Tuvo que hacer una pausa porque el tumulto se había vuelto ensordecedor. Tanto Solam como Donennach estaban de pie, gritando, mientras los guerreros Uí Fidgente, con Gionga a la cabeza, se habían puesto a patalear en muestra de desaprobación. En las grandes salas, durante banquetes o juicios, no se permitía a nadie la entrada con armas. Dado el dramatismo de la escena, Eadulf sabía que si Gionga y sus hombres hubieran tenido armas en las manos la situación habría sido grave.

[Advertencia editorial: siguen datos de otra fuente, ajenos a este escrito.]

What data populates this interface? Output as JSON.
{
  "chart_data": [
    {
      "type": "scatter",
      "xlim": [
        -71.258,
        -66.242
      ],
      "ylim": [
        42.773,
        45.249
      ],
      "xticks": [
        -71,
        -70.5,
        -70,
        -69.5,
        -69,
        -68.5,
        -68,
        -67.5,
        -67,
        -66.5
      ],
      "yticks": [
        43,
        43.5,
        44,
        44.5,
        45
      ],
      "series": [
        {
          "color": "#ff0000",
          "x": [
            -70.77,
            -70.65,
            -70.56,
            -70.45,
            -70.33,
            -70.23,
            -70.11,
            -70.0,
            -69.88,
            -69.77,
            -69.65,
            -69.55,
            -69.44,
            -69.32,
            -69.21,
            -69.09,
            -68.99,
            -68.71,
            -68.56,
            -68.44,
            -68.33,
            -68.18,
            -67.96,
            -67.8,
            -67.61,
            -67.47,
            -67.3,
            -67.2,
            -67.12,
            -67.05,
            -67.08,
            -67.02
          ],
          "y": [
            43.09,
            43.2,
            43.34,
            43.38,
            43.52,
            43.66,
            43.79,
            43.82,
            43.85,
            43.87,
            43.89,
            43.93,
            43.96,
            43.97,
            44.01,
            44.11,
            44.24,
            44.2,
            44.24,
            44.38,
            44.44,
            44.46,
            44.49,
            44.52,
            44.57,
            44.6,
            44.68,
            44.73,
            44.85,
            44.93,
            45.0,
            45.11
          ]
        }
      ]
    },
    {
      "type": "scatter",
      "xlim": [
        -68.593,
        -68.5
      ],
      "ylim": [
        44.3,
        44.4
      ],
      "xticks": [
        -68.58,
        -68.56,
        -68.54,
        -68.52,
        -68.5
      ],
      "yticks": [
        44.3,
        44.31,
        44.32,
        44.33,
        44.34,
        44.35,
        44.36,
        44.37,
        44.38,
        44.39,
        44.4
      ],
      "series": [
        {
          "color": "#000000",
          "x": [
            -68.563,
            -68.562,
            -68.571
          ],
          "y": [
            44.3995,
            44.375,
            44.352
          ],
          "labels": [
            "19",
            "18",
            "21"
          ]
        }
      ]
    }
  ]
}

El brehon Rumann hizo lo posible por recuperar el control y, por el mero peso de su personalidad, logró restaurar el orden. Se disponía a hablar, cuando Fidelma reanudó la exposición.

– A fin de perpetrar el plan y a sabiendas de que los Uí Fidgente irían a Cashel un día determinado, dicho príncipe envió a un mensajero de confianza a los Uí Néill de Ailech para revelarles su propósito y pedir apoyo a su rey, tan ambicioso como él. Encontró el apoyo que buscaba. En Armagh había un tal hermano Baoill que compartía la creencia de que los Uí Néill y Armagh debían dominar los cinco reinos. Por una curiosa coincidencia, Baoill era el hermano gemelo del hermano Mochta, el conservador de las Santas Reliquias de Ailbe.

«Entonces el plan se complicó. La idea no consistía simplemente en asesinar al rey de Muman, sino en sumir al reino en un caos absoluto, e intentar robar y ocultar las Santas Reliquias de Ailbe. Creo que no hace falta explicar que las Reliquias no sólo son un icono de valor incalculable, sino también el símbolo político de todo el reino de Muman. Ailbe era nuestro guardián espiritual. La desaparición de sus Reliquias sería causa de alarma y desesperación para nosotros. ¡Pensad sólo en la combinación! La muerte de nuestro rey, la pérdida de las Reliquias…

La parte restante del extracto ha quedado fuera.